Legal experts and Bahujan leaders argue that the EWS trial reflects the nature of the judiciary. | Media Pyro


On November 7, the Supreme Court upheld the provision of reservation for the economically weaker sections among the upper classes in education and work in a majority decision. UU Lalit, who was the then chief justice, and high court judge Ravindra Bhat opposed the exclusion of Scheduled Communities, Scheduled Tribes and other Backward Class communities from the EWS quota. However, they agreed with the other three judges—JB Pardiwala, Bela Trivedi and Dinesh Maheshwari—on economic grounds that there was a valid point for reservation. Four of the judges were Hindus and Pardiwala was a Parsi.
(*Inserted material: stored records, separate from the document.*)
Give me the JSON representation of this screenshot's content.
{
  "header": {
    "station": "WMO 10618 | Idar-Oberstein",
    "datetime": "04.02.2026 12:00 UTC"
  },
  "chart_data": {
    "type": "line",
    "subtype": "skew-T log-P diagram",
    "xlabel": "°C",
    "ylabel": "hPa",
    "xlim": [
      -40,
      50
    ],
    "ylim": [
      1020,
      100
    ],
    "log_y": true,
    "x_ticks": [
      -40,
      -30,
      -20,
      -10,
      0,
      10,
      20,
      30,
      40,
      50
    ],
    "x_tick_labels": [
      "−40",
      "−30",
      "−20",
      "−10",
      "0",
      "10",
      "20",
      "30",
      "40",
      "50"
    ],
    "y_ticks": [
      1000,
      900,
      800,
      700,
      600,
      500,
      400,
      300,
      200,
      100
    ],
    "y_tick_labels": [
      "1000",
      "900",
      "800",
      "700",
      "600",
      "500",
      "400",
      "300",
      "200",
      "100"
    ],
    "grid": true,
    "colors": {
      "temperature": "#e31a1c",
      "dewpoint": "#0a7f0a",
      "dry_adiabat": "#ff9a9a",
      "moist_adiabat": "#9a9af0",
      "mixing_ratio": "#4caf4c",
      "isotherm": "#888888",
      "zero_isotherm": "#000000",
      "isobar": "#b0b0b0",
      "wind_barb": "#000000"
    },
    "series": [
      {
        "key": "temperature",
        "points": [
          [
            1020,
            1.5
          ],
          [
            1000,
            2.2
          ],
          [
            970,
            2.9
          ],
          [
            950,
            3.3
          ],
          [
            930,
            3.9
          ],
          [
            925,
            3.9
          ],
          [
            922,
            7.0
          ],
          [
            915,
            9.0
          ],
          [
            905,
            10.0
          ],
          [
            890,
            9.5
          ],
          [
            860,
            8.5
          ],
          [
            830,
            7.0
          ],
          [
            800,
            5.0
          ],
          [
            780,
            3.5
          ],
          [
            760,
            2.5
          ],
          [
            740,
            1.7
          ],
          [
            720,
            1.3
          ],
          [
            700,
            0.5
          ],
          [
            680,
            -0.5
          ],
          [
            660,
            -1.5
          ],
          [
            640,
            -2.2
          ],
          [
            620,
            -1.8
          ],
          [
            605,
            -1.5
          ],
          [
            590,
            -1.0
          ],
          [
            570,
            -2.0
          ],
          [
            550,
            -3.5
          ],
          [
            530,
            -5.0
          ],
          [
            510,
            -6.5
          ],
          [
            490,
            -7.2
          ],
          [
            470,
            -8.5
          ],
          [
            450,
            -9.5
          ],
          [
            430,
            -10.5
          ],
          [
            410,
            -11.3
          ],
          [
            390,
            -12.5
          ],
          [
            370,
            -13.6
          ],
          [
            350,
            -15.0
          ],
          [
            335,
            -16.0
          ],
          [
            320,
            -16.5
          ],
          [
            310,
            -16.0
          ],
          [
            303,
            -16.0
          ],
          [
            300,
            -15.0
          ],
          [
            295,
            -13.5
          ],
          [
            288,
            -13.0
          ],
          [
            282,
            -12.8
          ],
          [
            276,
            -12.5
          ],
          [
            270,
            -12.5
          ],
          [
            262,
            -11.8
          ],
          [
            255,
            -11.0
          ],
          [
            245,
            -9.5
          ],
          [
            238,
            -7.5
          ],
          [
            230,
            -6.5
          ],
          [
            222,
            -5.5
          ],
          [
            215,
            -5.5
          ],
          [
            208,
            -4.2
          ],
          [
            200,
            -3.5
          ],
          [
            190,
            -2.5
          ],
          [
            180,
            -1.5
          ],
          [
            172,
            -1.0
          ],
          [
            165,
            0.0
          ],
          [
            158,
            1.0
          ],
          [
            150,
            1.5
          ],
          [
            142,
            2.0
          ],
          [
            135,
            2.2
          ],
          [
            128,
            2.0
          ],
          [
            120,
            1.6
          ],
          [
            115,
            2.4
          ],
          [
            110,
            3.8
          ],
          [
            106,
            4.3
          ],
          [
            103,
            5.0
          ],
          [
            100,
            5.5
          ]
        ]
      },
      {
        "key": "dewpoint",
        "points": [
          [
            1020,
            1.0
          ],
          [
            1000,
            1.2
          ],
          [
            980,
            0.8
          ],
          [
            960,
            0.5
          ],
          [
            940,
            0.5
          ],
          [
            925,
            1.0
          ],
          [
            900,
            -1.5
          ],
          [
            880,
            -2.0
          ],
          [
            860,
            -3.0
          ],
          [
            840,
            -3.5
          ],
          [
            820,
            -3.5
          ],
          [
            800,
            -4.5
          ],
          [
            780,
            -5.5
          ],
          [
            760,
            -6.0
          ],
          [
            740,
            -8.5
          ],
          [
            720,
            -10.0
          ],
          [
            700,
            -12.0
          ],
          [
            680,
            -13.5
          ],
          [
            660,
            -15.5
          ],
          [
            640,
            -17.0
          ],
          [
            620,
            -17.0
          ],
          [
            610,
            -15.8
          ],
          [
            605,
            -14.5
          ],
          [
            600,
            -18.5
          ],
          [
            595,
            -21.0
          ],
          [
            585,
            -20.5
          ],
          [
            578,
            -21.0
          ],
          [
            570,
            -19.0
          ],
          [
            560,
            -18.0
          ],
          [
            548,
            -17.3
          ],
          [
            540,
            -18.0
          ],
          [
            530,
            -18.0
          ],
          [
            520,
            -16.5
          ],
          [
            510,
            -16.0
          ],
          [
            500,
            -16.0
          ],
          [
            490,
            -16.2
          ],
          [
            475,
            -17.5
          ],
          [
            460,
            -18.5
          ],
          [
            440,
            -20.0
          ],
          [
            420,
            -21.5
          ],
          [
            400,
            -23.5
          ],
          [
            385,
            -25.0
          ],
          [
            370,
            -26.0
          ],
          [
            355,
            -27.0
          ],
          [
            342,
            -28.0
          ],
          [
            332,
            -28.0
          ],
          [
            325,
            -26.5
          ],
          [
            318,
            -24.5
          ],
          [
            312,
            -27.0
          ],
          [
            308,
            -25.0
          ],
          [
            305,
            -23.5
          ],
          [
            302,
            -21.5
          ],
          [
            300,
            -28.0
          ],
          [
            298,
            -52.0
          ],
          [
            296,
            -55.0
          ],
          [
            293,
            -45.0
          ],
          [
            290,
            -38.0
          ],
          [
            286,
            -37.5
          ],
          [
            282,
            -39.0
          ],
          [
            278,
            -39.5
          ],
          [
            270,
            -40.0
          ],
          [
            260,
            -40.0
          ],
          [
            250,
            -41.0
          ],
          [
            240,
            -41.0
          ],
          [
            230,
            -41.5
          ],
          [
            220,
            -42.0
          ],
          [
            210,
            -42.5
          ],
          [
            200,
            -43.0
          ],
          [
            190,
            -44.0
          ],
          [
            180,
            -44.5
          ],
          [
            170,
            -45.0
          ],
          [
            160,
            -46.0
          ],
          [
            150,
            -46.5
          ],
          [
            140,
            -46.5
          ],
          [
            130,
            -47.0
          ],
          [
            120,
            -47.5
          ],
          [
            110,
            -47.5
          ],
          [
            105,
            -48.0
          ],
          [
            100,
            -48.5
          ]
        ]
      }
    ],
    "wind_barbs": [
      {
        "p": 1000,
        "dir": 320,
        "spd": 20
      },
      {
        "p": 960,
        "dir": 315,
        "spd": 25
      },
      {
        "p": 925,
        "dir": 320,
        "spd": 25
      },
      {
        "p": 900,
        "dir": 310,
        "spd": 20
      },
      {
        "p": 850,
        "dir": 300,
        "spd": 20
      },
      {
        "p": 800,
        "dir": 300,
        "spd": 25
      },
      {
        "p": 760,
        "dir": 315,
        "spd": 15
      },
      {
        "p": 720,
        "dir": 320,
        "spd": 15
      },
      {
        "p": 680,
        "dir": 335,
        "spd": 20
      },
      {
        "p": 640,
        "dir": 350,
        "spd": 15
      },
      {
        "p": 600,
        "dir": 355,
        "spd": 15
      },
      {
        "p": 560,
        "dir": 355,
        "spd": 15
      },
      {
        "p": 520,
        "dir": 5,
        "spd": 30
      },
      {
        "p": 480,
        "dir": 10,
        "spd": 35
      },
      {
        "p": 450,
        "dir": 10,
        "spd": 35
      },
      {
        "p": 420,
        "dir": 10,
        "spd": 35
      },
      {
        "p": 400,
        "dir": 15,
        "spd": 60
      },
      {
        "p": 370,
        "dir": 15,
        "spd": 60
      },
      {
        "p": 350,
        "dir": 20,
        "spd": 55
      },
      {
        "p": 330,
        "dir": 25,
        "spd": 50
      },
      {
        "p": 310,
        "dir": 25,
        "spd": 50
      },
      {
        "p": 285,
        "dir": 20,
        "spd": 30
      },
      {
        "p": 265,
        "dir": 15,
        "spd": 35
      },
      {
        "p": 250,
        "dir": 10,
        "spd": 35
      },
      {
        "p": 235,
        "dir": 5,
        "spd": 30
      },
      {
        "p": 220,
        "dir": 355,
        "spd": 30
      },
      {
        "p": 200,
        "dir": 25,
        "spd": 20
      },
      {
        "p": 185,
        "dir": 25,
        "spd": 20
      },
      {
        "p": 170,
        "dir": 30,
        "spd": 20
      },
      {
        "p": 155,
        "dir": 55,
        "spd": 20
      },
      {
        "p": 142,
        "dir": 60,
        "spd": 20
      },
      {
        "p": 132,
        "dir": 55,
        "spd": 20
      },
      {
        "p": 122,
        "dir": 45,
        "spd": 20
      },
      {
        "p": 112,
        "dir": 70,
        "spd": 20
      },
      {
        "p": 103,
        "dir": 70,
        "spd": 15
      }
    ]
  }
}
Many legal experts and leaders of political parties I spoke to said the judgment ignored key parts of the Constitution and legal precedents set by the Supreme Court. The platform also shared information unrelated to the EWS case which further threatened the representation of Bahujan communities in education, employment and electoral offices. This information is called obiter dictum, is not legally binding but may be dictated by the judge’s actions. Pardiwala’s history suggests that he has been a vocal critic of marginalized communities in the past. Four legal experts I spoke to argued that, to them, there was a question mark over the board selection in the EWS case.

The petitioners raised three major arguments against the EWS quota. The first is that reservations based on economic criteria should be considered unconstitutional because the constitution is only acceptable on the basis of social and educational backwardness. Secondly, the EWS quota discriminates against the economically weaker sections of the SC, ST and OBC community by excluding them from the ten percent EWS quota. Third, the EWS quota violates the 50 percent ceiling that has been the guiding principle of the Supreme Court since the Indra Sawhney judgment in 1992.